Verkauft wurde Fisch nicht nur in Geschäften, sondern auch von den Königsberger Fischweibern, die berüchtigt waren für ihre derbe Sprache und ihre manchmal liedrigen Umgangsformen. Die Fischfrauen trugen weite, glockenartige Röcke. Von Zeit zu Zeit gingen sie in die Hocke, und wenn sie wieder aufstanden und weitergingen, hatte es unter ihnen geregnet. Sie zogen mit ihren Handkarren und ihren Fischen durch die Viertel. Bei ihnen bekam man Dorsche, Heringe, Strömlinge, Aale – alle Fischarten, welche die Region und die Ostsee zu bieten hatten.
„Strömling, wat gut Strömling!“, so priesen sie einmal in der Woche die heringsartigen Pregelfische in unserer Straße an. Mein Kumpel, der Horst Stonies, war einmal besonders vorwitzig und rief einer Fischfrau zurück: „Wat, gut Strömling? Puh, dine Fisch tun stinke!“ – „Wat seggst du? Mine Fisch tun stinke? Eck ward di forts eens runnerwinke!“ Und damit zog sie ihm den Dorsch, den sie gerade zur Hand hatte, rechts und links, den Schwanz voran, klatschend durchs Gesicht. Von da an hänselten wir Horst gelegentlich als Fischgesicht. Tja, wer sich in Gefahr begibt …

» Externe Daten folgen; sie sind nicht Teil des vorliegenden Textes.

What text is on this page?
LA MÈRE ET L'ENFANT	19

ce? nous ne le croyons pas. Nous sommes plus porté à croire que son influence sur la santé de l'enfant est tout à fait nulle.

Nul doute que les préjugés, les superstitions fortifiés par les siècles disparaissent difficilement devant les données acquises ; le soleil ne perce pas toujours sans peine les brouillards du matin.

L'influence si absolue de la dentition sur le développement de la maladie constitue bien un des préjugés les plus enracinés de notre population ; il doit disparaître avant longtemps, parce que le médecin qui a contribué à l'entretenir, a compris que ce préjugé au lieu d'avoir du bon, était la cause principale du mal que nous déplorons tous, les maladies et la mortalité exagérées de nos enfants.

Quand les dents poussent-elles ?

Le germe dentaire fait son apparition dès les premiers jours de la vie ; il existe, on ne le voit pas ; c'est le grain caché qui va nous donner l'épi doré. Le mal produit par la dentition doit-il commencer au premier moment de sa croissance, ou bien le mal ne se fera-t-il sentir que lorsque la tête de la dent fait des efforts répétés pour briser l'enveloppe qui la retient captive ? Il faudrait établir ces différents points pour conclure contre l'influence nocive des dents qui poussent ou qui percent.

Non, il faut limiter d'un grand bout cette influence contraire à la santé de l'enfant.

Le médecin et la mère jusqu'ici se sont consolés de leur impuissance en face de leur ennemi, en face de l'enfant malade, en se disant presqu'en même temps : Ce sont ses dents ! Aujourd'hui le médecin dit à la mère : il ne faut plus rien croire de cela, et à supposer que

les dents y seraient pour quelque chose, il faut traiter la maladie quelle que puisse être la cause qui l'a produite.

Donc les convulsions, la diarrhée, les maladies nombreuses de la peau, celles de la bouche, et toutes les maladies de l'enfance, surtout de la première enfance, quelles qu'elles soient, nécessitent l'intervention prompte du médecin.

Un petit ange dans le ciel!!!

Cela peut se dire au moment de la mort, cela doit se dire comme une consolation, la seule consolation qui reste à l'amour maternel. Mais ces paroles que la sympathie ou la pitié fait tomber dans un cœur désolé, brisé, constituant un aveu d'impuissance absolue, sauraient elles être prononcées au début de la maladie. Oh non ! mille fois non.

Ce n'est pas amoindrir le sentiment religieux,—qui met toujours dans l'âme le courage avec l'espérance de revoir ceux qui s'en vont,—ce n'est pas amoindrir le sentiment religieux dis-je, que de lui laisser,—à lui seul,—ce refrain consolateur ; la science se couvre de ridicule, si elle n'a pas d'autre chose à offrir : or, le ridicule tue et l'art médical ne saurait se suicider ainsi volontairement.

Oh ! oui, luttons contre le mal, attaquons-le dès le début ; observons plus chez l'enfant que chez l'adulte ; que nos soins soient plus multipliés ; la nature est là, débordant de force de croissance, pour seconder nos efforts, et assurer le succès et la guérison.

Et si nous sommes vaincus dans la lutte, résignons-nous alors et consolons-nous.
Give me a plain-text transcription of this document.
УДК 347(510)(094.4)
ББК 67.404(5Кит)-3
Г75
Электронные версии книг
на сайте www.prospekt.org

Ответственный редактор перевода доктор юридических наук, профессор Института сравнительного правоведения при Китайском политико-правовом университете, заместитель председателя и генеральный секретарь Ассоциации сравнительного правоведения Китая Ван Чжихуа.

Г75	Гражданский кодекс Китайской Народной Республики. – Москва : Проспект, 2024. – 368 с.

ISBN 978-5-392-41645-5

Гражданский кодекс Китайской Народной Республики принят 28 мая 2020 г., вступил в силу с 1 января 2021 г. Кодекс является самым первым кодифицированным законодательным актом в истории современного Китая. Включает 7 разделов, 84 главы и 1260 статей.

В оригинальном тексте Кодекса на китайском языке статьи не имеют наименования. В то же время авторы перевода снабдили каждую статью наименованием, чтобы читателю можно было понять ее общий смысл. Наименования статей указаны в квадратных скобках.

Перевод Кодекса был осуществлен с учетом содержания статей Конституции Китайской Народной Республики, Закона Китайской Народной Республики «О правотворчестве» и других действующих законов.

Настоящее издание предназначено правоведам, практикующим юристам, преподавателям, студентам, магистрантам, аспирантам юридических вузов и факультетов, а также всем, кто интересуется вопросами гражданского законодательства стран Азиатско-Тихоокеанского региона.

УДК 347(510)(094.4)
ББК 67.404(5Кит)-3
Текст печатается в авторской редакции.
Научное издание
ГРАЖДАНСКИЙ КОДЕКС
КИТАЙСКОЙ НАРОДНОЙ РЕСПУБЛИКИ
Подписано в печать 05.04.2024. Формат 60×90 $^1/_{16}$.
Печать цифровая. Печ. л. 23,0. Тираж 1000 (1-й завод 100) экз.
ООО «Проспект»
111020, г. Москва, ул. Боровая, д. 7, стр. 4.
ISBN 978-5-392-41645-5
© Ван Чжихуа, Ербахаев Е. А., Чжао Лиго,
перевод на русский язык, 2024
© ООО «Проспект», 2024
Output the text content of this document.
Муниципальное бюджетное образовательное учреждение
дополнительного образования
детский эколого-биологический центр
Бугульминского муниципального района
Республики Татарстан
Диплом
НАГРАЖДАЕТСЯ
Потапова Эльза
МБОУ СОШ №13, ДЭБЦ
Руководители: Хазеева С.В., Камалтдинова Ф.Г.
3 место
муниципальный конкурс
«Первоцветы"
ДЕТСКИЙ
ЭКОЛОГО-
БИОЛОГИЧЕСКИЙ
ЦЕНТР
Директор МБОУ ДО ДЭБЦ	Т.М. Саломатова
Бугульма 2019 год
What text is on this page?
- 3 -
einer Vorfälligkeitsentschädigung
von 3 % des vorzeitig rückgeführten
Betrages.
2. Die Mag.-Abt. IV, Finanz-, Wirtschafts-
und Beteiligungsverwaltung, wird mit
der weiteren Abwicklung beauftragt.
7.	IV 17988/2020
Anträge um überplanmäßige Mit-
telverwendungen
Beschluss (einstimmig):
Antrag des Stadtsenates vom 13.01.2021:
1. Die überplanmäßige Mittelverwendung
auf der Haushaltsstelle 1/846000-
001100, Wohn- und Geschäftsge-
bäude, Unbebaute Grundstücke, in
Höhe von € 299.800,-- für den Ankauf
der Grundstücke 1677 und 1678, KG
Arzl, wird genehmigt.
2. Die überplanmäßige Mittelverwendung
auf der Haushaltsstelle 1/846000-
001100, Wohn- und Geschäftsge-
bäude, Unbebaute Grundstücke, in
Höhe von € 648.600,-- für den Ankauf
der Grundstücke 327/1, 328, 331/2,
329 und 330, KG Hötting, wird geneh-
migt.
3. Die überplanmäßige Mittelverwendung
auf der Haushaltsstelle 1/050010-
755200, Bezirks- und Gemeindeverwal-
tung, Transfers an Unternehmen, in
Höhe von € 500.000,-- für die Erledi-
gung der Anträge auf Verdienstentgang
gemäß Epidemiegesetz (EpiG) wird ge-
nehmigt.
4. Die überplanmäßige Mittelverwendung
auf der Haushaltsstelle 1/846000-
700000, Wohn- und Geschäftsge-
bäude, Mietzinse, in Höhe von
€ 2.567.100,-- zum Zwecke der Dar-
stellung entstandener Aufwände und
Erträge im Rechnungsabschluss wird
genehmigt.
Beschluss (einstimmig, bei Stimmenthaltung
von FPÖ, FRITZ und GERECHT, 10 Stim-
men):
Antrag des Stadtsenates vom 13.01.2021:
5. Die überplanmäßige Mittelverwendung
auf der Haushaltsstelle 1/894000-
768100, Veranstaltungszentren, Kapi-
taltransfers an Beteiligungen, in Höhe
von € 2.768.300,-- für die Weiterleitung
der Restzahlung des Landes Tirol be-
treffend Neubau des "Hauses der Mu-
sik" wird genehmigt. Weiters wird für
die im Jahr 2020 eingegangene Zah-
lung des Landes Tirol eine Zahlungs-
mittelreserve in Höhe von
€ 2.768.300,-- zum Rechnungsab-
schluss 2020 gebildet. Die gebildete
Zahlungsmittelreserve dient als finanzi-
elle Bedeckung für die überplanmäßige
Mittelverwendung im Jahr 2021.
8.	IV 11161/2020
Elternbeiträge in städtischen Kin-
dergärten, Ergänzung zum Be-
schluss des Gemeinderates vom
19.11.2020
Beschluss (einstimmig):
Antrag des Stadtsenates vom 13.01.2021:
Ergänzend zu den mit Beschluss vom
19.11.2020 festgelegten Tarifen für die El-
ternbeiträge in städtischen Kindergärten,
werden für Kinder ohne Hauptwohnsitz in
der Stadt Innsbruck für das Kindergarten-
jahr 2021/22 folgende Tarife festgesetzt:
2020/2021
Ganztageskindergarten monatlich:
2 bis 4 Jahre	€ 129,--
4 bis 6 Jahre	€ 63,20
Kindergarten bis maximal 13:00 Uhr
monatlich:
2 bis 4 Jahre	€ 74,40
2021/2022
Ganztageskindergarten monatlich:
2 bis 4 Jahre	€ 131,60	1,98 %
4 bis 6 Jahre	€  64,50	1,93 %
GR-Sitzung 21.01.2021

Manchmal kam freitags auch ein Heringshändler mit einer Tonne voller eingepökelter Heringe auf seinem Pferdewagen. Die konnte man wegen des hohen Salzgehalts nicht sofort essen, sondern musste sie erst einmal zwei Tage lang wässern. Mein Großvater liebte diese Salzheringe über alles und ab und an leistete er sich zwei. Wenn die sonntagmorgens endlich ausreichend entsalzt waren, briet Opa Franz sie in der Gusseisernen und verspeiste sie mit sichtlichem Genuss. Für Oma und mich war das nix – gebratene Salzheringe am Morgen, brrr!
Zurück zum Dialekt und den Königsberger Jungens. Aufs Maul gefallen waren sie nicht und oft auch dreist. Von Zeit zu Zeit waren unser Bäcker Giedigkeit und seine gute Frau Zielscheiben ihres Spottgesangs, den sie durch den Hausflur der Bäckerei tönen ließen:
Giedichkeit,
Die Welt vergeiht
Wegen diner Damlichkeit!
Manchmal waren die Lorbasse so mutig und trauten sich gar ins Geschäft: „Frau Giedichkeit, ham‘se noch Brot von gestern?“ „Ja!“ „Na, dann sehn‘se mal zu, dass sie es bald loswerden!“
Das verdross die brave Frau sehr. Ich hingegen stellte mich immer gut mit ihr. Ab und zu brachte ich ihr ein paar Dahlien aus unserem Garten. Die hatten so schöne große Blüten. Frau Giedigkeit freute sich jedes Mal und ich bekam zum Dank eine große Tüte mit Plunder und Kuchen. Amerikaner, Schnecken, Rumkuchen und so. In der Tüte waren bestimmt an die zehn Stücke drin. Das nennt man wohl „mit de Wurst na de Specksiet“ werfen.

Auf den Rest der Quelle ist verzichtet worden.